A disambiguation process requires two strict things: a dictionary to specify the senses which are to be disambiguated and a corpus of language data to be disambiguated (in some methods, a training corpus of language examples is also required). WSD task has two variants: "lexical sample" and "all words" task. The former comprises disambiguating the occurrences of a small sample of target words which were previously selected, while in the latter all the words in a piece of running text need to be disambiguated. The latter is deemed a more realistic form of evaluation, but the corpus is more expensive to produce because human annotators have to read the definitions for each word in the sequence every time they need to make a tagging judgement, rather than once for a block of instances for the same target word.

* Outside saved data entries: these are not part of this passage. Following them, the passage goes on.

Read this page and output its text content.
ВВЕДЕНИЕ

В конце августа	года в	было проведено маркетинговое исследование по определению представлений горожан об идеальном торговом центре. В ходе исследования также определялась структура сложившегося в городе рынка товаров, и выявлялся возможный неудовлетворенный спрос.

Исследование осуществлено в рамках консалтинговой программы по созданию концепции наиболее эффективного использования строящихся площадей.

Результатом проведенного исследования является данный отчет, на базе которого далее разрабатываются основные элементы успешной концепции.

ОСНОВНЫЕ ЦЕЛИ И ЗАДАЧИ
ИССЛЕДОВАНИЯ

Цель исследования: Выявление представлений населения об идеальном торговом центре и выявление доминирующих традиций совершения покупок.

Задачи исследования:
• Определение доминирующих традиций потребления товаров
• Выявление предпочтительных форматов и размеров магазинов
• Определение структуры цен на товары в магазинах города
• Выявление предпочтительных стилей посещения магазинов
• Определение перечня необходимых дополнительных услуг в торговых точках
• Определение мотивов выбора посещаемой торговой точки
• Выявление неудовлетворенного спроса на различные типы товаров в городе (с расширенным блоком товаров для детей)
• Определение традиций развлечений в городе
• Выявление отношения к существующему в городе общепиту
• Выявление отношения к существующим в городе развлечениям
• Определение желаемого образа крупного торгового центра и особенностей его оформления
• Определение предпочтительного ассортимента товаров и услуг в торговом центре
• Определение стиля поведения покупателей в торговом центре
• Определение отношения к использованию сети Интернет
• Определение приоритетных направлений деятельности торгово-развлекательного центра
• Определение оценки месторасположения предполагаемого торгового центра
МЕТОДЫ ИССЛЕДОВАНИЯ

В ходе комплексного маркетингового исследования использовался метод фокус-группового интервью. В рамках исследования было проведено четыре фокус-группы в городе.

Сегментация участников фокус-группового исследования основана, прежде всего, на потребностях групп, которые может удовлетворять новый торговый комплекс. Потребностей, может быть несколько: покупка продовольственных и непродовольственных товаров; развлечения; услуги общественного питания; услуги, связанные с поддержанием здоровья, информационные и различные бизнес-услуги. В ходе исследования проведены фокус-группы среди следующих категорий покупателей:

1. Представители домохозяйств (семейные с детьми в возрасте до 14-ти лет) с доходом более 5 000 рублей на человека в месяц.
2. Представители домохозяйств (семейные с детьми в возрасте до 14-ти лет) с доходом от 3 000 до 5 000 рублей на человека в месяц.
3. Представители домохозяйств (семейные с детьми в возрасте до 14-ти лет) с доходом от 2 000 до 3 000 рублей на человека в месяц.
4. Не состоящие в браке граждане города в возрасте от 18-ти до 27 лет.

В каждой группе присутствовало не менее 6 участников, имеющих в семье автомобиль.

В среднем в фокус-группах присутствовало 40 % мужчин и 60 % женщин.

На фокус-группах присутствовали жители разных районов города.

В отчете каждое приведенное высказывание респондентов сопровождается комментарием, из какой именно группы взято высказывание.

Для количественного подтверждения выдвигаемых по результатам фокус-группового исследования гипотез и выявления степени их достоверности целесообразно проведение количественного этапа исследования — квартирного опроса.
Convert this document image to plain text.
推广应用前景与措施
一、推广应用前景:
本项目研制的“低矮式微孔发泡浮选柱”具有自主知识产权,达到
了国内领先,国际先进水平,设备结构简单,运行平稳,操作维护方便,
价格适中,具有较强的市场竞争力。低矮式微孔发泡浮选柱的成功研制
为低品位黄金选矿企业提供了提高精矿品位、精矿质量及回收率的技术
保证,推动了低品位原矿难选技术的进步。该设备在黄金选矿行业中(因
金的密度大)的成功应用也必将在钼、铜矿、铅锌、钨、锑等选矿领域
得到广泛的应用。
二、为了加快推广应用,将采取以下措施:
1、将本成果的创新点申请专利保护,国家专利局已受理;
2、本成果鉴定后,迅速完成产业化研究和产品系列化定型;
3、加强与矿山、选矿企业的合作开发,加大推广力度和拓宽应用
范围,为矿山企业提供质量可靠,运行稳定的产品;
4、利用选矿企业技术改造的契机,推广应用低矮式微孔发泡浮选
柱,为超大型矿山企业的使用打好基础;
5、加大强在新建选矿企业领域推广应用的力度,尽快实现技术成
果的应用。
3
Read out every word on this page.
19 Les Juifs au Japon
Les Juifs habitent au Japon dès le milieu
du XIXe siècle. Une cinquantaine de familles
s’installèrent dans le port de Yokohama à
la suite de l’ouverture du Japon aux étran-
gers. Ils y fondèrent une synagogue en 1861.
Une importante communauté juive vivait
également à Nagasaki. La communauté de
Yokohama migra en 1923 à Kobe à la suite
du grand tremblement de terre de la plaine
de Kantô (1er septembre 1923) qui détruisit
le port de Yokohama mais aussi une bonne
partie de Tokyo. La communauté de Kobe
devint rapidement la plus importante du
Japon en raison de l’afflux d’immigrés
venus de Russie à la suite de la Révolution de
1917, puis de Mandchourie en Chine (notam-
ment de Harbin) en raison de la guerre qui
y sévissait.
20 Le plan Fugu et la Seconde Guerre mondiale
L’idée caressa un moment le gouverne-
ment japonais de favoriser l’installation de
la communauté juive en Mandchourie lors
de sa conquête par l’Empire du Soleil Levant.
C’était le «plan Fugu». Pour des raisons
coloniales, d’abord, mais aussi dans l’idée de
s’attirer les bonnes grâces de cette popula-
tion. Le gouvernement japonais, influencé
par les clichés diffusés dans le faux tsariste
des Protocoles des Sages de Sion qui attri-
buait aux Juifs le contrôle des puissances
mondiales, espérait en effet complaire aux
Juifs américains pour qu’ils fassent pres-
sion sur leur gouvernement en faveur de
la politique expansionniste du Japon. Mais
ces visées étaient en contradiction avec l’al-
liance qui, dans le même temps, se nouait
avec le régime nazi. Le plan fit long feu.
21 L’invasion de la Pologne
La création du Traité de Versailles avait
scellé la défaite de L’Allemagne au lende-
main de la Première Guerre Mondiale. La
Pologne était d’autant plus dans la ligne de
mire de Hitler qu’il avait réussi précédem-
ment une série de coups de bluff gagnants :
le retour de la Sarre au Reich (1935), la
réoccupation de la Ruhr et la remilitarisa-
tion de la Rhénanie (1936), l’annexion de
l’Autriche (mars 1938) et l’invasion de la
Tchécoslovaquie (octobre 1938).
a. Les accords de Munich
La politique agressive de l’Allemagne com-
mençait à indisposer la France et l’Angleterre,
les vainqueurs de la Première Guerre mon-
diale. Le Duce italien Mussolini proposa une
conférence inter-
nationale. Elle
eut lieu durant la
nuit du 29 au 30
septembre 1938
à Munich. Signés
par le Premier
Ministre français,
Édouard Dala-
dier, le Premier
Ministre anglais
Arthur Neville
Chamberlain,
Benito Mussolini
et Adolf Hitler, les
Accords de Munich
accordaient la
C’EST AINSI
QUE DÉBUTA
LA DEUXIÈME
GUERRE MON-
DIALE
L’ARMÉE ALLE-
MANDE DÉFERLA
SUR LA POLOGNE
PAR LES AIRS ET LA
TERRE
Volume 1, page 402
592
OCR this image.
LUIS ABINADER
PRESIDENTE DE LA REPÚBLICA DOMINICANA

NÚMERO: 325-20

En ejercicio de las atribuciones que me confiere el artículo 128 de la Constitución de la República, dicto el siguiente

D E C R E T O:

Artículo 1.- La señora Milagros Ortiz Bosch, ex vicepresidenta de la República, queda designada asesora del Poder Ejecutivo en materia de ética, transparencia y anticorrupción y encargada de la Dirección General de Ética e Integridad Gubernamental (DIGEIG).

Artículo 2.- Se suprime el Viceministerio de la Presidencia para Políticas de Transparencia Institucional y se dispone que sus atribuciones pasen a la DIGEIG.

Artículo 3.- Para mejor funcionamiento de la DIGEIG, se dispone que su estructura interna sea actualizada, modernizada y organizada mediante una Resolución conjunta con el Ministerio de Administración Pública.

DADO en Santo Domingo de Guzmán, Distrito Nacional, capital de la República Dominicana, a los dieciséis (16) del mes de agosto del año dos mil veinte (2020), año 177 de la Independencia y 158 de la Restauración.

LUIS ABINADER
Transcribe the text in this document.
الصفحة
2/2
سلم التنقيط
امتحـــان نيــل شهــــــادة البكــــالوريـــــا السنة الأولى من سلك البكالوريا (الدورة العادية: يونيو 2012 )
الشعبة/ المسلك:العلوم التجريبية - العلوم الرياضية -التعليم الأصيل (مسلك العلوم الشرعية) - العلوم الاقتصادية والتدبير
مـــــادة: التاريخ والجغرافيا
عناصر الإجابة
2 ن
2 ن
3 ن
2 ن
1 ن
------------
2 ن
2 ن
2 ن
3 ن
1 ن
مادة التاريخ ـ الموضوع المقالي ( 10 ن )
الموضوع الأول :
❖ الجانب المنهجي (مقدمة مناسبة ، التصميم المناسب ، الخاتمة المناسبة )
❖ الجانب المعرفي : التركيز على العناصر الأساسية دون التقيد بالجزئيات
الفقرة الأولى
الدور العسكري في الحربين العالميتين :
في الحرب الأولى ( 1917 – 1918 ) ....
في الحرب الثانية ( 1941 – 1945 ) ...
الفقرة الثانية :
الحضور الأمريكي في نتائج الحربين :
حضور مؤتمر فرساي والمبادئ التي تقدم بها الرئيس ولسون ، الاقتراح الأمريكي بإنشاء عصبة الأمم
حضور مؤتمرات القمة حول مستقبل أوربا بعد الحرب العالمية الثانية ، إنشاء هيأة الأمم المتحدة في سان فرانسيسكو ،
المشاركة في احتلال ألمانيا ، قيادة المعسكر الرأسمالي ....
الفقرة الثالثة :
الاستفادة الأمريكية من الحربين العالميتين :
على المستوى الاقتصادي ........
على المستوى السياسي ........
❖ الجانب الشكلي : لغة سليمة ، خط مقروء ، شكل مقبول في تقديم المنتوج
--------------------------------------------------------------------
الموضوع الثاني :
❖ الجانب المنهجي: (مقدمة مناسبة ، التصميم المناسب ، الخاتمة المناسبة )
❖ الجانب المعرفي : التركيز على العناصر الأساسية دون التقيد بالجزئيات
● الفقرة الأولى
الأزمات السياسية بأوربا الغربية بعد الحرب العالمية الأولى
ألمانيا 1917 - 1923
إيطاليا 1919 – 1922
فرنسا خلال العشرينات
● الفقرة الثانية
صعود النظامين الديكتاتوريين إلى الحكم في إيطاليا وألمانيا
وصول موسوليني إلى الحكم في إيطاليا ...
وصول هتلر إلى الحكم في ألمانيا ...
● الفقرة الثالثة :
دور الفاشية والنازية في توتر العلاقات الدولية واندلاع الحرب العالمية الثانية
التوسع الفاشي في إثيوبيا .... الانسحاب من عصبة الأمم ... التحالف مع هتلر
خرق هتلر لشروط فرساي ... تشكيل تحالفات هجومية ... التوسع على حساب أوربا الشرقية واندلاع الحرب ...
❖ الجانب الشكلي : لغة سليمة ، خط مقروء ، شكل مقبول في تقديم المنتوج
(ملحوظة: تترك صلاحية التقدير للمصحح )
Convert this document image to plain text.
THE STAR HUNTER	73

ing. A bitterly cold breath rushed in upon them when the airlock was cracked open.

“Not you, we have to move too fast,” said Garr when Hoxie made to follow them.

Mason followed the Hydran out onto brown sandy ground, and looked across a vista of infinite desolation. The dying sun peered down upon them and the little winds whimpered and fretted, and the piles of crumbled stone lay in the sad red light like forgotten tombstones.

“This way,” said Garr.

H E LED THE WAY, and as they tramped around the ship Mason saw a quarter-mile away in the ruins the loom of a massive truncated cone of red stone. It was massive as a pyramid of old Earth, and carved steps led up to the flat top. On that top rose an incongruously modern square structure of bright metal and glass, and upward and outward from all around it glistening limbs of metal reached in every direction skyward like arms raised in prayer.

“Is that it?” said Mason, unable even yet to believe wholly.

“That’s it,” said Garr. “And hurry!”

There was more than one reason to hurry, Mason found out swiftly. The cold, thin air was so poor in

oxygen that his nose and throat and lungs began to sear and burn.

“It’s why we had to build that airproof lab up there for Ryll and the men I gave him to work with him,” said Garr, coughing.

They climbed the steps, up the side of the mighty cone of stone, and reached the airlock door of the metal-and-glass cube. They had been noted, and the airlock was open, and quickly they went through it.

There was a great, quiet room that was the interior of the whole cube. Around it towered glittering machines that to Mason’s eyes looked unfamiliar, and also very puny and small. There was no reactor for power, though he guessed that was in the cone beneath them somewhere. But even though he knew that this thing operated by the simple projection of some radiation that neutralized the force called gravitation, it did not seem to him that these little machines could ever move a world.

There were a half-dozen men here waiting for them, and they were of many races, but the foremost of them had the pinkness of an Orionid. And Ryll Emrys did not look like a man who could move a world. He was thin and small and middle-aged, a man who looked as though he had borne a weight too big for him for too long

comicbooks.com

To give a hint how all this works, consider two examples of the distinct senses that exist for the (written) word "bass":

  1. a type of fish
  2. tones of low frequency

and the sentences:

  1. I went fishing for some sea bass.
  2. The bass line of the song is too weak.

To a human, it is obvious that the first sentence is using the word "bass (fish)", as in the former sense above and in the second sentence, the word "bass (instrument)" is being used as in the latter sense below. Developing algorithms to replicate this human ability can often be a difficult task, as is further exemplified by the implicit equivocation between "bass (sound)" and "bass" (musical instrument).